— Все равно незачем, — не сдавался Шамин. — У нас своих хватает!
Как-то к празднику газета решила рассказать о тех, кто только что вступил в партию. Среди прочих в поле зрения случайно попала кассирша из стройуправления, выдававшая зарплату.
— В такой день — о кассирше? Что у нас, некого принимать в партию?
— Так это вы ее приняли! — парировал Бобров.
Он сидел в тельняшке, обтягивающей широкую грудь, и был человеком прямым, из народа.
— Вы же ее приняли, — повторил Бобров, сморщив сократовский лоб.
— Неважно! — рассердился Шамин. — Все равно писать об этом нежелательно. Надо показать, что в партию идут рабочие. У нас же тут стройка. А то взяли какого-то расчетчика… Вы еще молодые, не знаете, а мы прежде интеллигенцию вообще в партию не принимали. Вызывали секретаря парторганизации и прямо говорили: «Не принимать!» А если кто и подавал заявление, мы его культурно разворачивали… А вы — кассиршу!
Я слушал и думал: не успев насладиться романтикой сибирской земли, я опять по уши в дерьме. Стоило ли совершать побег за таким глотком свободы?
Летом моряк Бобров отправился в отпуск, а я остался его замещать.
Собрали очередной номер «Металлургстроя». В типографию его повез Владимир Леонович, и это было справедливо — полномера занимала его статья. Леонович написал о Маяковском, чей юбилей как раз отмечался. Что он написал о нем, я не знал, произведения друг друга мы заранее не читали, а прочитывали уже в вышедшем номере.

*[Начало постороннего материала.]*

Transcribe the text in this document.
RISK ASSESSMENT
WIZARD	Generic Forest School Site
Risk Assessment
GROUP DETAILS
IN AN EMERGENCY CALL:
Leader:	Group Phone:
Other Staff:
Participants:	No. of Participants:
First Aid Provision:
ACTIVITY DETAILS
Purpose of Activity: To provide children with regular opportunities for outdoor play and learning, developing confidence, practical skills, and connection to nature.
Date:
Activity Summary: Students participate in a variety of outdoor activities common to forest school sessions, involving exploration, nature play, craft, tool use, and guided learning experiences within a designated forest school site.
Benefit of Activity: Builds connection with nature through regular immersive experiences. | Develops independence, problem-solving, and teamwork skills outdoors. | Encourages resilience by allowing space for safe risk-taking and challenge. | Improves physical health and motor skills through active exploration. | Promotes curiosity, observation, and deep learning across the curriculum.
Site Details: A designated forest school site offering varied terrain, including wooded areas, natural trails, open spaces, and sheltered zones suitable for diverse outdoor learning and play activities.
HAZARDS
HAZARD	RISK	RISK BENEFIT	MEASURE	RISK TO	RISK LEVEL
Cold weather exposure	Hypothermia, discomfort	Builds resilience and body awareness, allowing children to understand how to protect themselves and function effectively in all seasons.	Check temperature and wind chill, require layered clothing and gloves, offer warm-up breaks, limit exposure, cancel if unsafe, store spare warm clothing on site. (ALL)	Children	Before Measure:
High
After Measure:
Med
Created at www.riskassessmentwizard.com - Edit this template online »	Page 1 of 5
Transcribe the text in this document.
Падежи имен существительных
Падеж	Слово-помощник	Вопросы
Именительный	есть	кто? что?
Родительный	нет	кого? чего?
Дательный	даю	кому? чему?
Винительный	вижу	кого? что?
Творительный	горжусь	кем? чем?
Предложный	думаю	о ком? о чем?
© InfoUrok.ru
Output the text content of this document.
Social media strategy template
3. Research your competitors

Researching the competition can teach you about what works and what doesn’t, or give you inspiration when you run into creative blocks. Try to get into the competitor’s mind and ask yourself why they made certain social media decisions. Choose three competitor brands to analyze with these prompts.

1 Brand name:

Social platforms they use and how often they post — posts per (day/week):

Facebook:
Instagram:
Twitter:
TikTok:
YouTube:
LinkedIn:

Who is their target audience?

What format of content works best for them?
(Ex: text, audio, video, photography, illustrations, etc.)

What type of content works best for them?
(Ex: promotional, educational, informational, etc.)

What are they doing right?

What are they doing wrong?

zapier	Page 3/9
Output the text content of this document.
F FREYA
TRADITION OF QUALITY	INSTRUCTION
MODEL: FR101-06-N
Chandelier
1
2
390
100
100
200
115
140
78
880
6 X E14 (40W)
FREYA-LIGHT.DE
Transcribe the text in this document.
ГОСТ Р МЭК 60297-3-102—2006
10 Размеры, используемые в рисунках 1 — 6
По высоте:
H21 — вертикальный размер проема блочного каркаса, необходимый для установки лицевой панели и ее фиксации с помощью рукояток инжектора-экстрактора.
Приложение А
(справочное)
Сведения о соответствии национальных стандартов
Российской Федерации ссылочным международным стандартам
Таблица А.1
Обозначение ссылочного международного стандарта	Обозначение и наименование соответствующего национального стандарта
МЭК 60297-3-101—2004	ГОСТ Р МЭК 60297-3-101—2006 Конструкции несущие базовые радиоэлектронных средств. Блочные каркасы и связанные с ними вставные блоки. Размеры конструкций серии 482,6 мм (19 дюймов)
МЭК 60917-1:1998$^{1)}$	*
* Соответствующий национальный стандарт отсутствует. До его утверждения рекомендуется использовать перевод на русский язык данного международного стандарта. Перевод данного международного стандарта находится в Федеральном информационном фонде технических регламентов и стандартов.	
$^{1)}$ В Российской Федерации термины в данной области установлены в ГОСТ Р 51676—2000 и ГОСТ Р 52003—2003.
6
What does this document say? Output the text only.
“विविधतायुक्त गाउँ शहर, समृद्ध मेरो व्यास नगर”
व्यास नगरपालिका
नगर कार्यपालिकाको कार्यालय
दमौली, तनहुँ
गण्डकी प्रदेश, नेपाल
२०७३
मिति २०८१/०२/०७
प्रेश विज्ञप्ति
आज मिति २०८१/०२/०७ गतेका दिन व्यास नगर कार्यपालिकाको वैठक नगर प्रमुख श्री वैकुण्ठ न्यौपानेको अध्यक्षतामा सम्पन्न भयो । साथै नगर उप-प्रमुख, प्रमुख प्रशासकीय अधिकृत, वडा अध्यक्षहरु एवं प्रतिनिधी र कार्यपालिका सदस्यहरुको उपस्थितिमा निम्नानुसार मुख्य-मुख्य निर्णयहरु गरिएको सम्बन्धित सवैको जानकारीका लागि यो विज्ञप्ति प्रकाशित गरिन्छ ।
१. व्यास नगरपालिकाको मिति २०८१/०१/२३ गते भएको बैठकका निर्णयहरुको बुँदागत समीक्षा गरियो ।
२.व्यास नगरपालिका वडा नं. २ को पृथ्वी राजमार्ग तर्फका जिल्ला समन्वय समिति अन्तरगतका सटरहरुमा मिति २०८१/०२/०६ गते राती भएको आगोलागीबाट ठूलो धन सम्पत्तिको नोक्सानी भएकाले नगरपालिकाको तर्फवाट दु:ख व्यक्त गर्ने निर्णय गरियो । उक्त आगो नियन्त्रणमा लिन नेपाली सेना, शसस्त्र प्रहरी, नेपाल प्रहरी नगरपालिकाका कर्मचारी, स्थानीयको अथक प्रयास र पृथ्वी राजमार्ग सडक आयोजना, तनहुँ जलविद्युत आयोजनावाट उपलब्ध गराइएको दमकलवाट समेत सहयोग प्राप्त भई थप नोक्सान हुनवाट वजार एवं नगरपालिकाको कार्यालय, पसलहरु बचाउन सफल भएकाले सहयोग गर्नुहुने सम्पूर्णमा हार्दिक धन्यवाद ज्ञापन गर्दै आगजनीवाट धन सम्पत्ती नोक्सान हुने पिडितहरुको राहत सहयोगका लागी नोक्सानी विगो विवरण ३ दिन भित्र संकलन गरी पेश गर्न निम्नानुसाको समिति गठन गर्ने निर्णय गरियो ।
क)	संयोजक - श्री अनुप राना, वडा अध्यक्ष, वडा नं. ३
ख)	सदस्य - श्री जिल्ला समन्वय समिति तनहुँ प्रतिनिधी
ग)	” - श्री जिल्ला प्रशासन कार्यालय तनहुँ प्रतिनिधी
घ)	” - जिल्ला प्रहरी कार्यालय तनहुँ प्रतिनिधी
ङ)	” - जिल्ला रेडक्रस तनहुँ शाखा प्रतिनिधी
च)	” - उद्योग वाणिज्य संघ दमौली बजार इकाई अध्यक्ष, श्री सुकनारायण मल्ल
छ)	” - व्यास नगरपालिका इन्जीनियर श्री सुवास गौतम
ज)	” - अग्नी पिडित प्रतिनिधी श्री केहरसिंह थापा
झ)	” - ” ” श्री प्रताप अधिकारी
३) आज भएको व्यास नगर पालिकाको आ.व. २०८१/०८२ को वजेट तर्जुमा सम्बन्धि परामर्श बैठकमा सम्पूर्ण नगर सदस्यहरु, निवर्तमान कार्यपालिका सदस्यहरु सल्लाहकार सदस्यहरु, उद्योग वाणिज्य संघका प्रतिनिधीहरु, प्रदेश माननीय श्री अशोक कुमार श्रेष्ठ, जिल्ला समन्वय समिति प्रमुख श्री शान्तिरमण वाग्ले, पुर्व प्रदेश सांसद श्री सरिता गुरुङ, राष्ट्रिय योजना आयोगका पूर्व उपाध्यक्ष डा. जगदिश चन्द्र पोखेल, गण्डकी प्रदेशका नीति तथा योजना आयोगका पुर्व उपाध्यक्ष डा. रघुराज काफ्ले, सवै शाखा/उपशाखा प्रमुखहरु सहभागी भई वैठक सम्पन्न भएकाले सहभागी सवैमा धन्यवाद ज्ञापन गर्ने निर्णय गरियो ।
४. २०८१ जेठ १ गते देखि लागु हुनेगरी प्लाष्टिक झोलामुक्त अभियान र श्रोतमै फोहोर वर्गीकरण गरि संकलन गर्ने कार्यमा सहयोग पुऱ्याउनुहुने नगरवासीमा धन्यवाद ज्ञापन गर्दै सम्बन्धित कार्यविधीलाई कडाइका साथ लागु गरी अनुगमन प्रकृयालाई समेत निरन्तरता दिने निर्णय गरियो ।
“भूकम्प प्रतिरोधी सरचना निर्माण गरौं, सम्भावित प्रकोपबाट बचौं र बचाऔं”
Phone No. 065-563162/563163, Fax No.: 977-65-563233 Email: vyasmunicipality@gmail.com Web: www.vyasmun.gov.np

Собственно говоря, если бы я и прочитал «до того», ничего бы не изменилось в жизни, ни у Леоновича, ни у меня.
А что же было в статье?
В ней Леонович написал о тех, кто травил Маяковского. Цитировал стихи Евтушенко, чье имя было под запретом, и проводил прозрачные параллели: преступные действия по отношению к большим поэтам совершаются и сегодня.
И всю неделю маленькая сибирская многотиражка публиковала статьи из номера в номер, содержание которых было не в духе времени.
Нам дали выговориться.
Наконец, городская партийная газета обрушилась на нас. Назвала Леоновича «премудрым теоретиком», а редакцию «Металлургстроя» обвинила в использовании юбилея Маяковского для защиты Евгения Евтушенко, «…печально известного своим недавним грехопадением».
Имелась в виду «позорная», как выразился партийный критик, «Автобиография рано созревшего человека».
Леоновича обвинили в том, что он выплеснул наружу то, что «…усердно хранил на задворках души».
«Струсил высказать прямо на недавнем совещании творческой интеллигенции города, воспользовался нетребовательностью приятелей, — это камень в мой огород, понимал я, — и теперь позволил себе высокопарно вещать о каком-то творческом одиночестве великого советского поэта, о какой-то революции духа».
И уже совершенно недопустимо, считала городская партийная газета, объявлять «узким местом» такое понятие из Программы партии, как воспитание нового человека. А именно это сделал Леонович! Да еще допустил связь между Маяковским и Иисусом Христом!
Тут я, по правде говоря, согласился бы с критиком. Да чего не скажешь в запале!
И самое главное: Леонович позволил себе, по мнению газеты, вопиющую бестактность. Он «… подбоченясь, разглагольствовал насчет сложного вопроса об отношении Ленина к творчеству Маяковского!»
Это уже слишком! — понял я. Ильич — святое.
Посыпались оплеухи.
Провели на стройке выездное бюро горкома партии для показательного разноса.
Шамину, незадачливому куратору, поставили «на вид».
Неприкасаемому парторгу Федору Черному было «указано».
Подняли Леоновича. Но из президиума заметили его боевой вид: явно жаждет высказаться. Посовещались, склоняя головы друг к другу, и решили, что эта беспартийная сволочь может испортить им обедню, не дали ему слова, посадили на место, а подняли меня.
К тому времени я, конечно, статью прочитал. Мы уже поспорили с моим новым другом насчет некоторых пассажей. У него и Белинский, и Чернышевский, и Ленин, и Блок — были «…бережны в отношении к своей душе, чисты в своих принципах… глухи к мелкостям бытия и мнениям черни».
И Маяковский у него был с жизнью в расчете, был затравлен, оклеветан и расстрелян врагами коммунизма.
И с Пастернаком Леонович не был согласен, а считал, что агитки РОСТа и Моссельпрома написаны Маяковским искренне, а не «в услужение» партии.
«Партии и поэзии нужны солдаты, а не услужливые простаки», — написал Леонович в своей статье.